What Now?

What Does Coronavirus Mean for Sports?

Here’s what the return of the Blazers, Timbers, and Thorns could look like

By Katelyn Best June 1, 2020 Published in the June 2020 issue of Portland Monthly

For sports fans, the “where were you when” moment of the coronavirus pandemic came on March 11, when the NBA announced it was suspending its season after Utah Jazz center Rudy Gobert had tested positive for COVID-19.

The weight of that moment, which came before most of the country had taken major measures in response to the virus, speaks both to the centrality of sports in American life and to their special vulnerability to a threat that demands we physically separate ourselves from each other. Spectator sports—which involve packing thousands of fans into a confined space—are probably the last things that will resume as the world inches its way out of this catastrophe.

As our major professional teams—the Blazers, Timbers, and Thorns—navigate this alien landscape, here are four takeaways for the summer and beyond.

This won’t happen all at once.

One thing is all but certain: the Rip City and PTFC faithful won’t be standing shoulder to shoulder with 20,000 of their closest friends again until a vaccine is available. What is within the realm of possibility is a more gradual return to stadiums, perhaps with fewer fans spaced farther apart from each other. Like the rest of public life, that may also be contingent on what kind of testing is available. “There are a lot of people really optimistic about temperature testing,” says Timbers and Thorns owner Merritt Paulson, “and that being a quick test that is actually feasible for fans coming in.”

As the situation changes day to day and week to week, Paulson has been in constant contact with both health authorities and fellow stakeholders in the sports world, including leagues and fellow owners. “This has really brought the broader sports community together in a unique way,” he says. “Every day is a deluge of new information and new data.”

To play or not to play?

For teams, too, the return to courts and fields will be gradual. As of the time of this writing, the Blazers, Timbers, and Thorns were all being allowed to train at team facilities, albeit with a long list of rules. “The issue is you can go to your practice facility, but there’s all these stipulations,” Blazers guard CJ McCollum told Yahoo Sports in May. “You can’t use certain stuff, can’t do certain stuff.” The Timbers and Thorns were able to resume training only individually, a soccer field away from any teammates they weren’t already rooming with.

Safety concerns don’t end with the coronavirus.
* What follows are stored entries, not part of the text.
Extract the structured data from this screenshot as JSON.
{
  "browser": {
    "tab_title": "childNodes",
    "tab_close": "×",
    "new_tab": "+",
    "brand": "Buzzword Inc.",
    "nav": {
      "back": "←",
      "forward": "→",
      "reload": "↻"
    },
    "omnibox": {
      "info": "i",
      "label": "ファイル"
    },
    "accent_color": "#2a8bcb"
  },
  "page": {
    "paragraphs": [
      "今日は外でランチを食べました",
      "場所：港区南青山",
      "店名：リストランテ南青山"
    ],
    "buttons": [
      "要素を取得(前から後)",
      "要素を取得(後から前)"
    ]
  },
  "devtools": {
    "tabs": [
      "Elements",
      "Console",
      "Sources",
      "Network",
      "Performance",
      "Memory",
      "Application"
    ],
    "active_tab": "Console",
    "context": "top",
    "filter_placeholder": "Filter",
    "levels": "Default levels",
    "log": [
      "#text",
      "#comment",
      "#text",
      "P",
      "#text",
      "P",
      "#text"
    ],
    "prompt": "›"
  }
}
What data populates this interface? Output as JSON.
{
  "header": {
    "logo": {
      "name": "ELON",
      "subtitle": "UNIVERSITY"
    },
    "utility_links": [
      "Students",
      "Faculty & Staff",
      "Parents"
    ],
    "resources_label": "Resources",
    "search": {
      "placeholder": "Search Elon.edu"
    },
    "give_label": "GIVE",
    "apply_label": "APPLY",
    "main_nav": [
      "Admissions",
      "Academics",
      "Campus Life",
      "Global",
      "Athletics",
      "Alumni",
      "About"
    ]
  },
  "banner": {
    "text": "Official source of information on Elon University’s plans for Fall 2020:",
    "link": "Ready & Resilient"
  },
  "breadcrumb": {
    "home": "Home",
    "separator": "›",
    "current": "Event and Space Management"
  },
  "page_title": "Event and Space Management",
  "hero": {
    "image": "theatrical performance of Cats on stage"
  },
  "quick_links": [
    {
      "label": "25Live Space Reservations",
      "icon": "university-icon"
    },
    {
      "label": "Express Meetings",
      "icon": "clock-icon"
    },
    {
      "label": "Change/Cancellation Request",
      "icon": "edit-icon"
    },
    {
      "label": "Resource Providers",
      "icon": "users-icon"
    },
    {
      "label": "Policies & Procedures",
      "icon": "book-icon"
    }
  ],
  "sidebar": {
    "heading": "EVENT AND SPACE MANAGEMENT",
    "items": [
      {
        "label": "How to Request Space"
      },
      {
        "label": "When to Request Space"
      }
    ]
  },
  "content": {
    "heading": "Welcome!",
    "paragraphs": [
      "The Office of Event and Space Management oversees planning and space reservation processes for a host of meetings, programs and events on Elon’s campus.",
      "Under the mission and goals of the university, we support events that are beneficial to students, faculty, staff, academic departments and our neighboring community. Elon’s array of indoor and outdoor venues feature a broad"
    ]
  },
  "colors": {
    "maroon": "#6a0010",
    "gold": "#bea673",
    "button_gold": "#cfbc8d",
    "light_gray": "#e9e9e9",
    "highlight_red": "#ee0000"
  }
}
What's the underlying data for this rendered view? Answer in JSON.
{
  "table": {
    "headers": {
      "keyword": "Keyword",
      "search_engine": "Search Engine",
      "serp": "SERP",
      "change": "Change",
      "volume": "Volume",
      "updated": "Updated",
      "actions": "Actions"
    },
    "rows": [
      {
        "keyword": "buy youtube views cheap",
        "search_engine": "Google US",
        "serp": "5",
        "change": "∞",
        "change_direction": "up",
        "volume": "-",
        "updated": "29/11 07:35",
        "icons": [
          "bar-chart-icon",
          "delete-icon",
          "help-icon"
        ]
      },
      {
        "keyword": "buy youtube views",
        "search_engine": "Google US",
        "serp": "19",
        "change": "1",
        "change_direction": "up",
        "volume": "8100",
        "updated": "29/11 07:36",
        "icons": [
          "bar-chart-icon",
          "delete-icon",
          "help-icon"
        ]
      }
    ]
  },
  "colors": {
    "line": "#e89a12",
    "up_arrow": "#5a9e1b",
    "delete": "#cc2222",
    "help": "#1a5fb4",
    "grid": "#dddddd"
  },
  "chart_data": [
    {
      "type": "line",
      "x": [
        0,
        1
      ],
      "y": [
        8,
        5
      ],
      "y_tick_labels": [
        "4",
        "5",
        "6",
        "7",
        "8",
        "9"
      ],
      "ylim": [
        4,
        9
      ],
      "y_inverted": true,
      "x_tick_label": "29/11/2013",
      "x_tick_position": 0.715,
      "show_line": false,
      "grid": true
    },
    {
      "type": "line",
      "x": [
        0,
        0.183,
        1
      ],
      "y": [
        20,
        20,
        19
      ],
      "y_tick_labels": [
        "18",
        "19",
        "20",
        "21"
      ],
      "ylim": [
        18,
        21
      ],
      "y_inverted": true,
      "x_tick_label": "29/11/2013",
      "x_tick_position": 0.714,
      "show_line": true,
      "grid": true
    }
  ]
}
To mitigate injury risks for athletes who have been training in home gyms and city parks, preseason camps will be a must. “As much as we don’t want to contract COVID,” says the Washington Spirit’s Tori Huster, president of the National Women’s Soccer League Players Association, “we also don’t want to get injured, because this is our livelihood.”

The USA’s patchwork of rules could be a problem.

The wide array of laws and regulations across American states and cities puts the US in a unique situation globally. For sports—which involve constant travel for teams—that patchwork poses a special challenge. “You can have very different situations and rules and regulations in different areas,” notes Paulson. A team could play in front of a limited number of fans at home, then fly across the country and play in an empty stadium.

That last part, of course, assumes teams travel at all; other visions for restarting sports involve sequestering entire leagues, Bio-Dome-style, in locations like Disney World.

There are reasons to hope.

Sports teams are businesses, and like any business they’re taking a big hit in the pandemic. (The Blazers, of course, played all but the final month of their season before the shutdown and have months to plan for the next season.) The Timbers and Thorns organization could stand to lose tens of millions of dollars.

The virus could put an especially tight squeeze on women’s leagues, including the NWSL. Four of the NWSL’s nine teams are affiliated with MLS teams; most of the rest are independent, with owners whose pockets are much less deep than those of their NFL, MLB, and NBA counterparts.

Still, the situation isn’t all doom and gloom, according to Paulson. Fans are hungry for any and all sports content, happily tuning in to Korean professional baseball in the middle of the night; the hope is that as soon as games resume, with fans in attendance or not, viewership and sponsors alike will be clamoring to jump back in.

“People miss it,” says Paulson. “I think we’re all yearning to have [sports] back in our lives. They’re going to come roaring back. It’s a question of when, not if.”